Em situações excepcionais, a fase de negociações preliminares extrapola a mera análise de viabilidade do negócio, eis que avança ao ponto de gerar convicções relevantes, diante do comportamento adotado por uma das partes. Ademais, nestas hipóteses não se trata de uma frustração simplista, que não enseja consequências, mas sim de um prejuízo devidamente demonstrado.
Cumpre ressaltar, entretanto, que as negociações preliminares diferem da proposta e aceitação, principalmente no que diz respeito às consequências, eis que estas últimas se tratam de declarações de vontade, isto é, são compostas por uma natureza vinculativa.
O Superior Tribunal de Justiça, no julgamento do REsp 1.051.065/AM9, reforça o entendimento acerca do dever de reparação dos danos provocados pelo rompimento da expectativa gerada na fase de pré-contratual.
Com isso, surgem questionamentos a respeito da identificação da legítima expectativa. A partir de qual momento a expectativa é definitivamente gerada e como identificar se a convicção não se trata de uma interpretação equivocada da parte supostamente lesada.
Na fase pré-contratual aplicam-se as disposições da responsabilidade civil extracontratual, a qual exige o preenchimento de determinados pressupostos para sua configuração.
Neste processo deve ser apurada, inicialmente, a existência ou não de ato ilícito (ação/omissão).
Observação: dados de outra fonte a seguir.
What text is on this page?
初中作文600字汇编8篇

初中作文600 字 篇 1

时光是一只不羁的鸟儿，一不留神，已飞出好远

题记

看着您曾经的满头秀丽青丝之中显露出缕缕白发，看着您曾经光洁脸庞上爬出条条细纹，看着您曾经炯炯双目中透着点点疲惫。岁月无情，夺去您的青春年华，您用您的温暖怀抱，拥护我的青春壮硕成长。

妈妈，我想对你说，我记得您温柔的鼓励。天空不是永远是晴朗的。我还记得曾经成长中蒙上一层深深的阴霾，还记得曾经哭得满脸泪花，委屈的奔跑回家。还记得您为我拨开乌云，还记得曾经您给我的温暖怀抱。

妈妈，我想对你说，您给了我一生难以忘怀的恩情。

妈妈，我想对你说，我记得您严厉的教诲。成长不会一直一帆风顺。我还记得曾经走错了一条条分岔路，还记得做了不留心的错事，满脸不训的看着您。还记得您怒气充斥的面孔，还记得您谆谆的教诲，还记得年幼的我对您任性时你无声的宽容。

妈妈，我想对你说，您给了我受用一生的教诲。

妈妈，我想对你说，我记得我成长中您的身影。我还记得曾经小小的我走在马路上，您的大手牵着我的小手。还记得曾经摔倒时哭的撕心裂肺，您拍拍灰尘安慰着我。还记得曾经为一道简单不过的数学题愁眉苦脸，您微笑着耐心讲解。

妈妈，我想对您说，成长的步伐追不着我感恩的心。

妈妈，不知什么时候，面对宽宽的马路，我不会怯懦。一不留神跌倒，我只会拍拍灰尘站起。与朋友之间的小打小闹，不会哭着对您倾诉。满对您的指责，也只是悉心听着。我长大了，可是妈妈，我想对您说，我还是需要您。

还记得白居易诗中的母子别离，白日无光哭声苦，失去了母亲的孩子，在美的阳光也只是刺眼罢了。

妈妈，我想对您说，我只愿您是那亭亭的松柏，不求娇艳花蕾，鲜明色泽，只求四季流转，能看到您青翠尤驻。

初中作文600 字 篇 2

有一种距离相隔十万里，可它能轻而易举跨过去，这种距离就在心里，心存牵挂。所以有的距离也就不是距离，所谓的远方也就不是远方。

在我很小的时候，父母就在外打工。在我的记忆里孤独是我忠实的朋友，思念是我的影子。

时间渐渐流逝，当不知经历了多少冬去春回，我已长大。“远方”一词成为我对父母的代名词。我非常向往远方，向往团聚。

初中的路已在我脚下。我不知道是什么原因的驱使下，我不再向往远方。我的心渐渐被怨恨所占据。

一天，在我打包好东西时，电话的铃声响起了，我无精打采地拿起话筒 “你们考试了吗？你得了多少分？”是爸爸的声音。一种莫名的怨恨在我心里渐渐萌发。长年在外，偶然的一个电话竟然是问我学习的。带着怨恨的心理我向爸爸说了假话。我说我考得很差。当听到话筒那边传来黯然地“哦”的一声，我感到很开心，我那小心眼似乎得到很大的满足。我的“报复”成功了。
Nas tratativas, além de adotar a boa-fé objetiva, deve ser aferido se a parte buscou estabelecer limites bem definidos, se assegurou que naquele momento prévio, as discussões deveriam se ater unicamente a viabilidade de pactuação do negócio e não a formação propriamente dita do contrato. Ademais, se o comportamento assumido pela parte estava em consonância com a veracidade, lealdade e os bons costumes (art. 18710 do Código Civil).
A expectativa necessita ser justa, no sentido de ter sido reforçada pelo comportamento categórico da parte.
Na hipótese de a parte contrária aferir que não foram atendidos os requisitos supramencionados, sendo possível configurar a existência de ato ilícito, torna-se plausível avançar para as fases posteriores, quais sejam, análise de culpa, dano e nexo de causalidade.
Neste ponto, deve ser apurado se o rompimento das expectativas de fato provocou prejuízo à outra parte.
O dano deve ser tangível, no sentido de não existir apenas no âmago subjetivo da parte supostamente lesada, isto é, o dano deve ser certo, determinado e não meramente presumido. De igual modo, deve ser verificado qual a espécie de dano que foi provocado, bem como quais foram as consequências provocadas por este evento danoso.
A jurisprudência11 reconhece que a quebra do padrão de conduta baseada na boa-fé objetiva, mediante a ocorrência de dano, configura o dever de indenizar, principalmente se já houver sido despendido valores para concretizar o negócio jurídico. O objetivo principal é afastar a ideia de que, por se tratar de fase pré-contratual, cujo vínculo obrigacional ainda não está adequadamente formado, os envolvidos podem adotar qualquer comportamento sem observar os deveres que antecedem a formalização do contrato.
No terceiro momento, se adentra na parte do nexo causal, o qual exige uma conexão entre o ato ilícito e o dano. Ou seja, o dano somente existe em razão da ação ou omissão da parte, eis que se não houvesse o ato ilícito, não haveria como resultado o evento danoso.
No caso, é necessária uma prévia reflexão: (i) se a parte tivesse agido com boa-fé, lealdade e em observância aos bons costumes, teria sido gerada uma expectativa de formalização do contrato? (ii) se não houvesse o rompimento ilegítimo das tratativas, o dano teria se concretizado?
Assim, configurado o nexo de causalidade, se concentra, por fim, no pressuposto da culpa.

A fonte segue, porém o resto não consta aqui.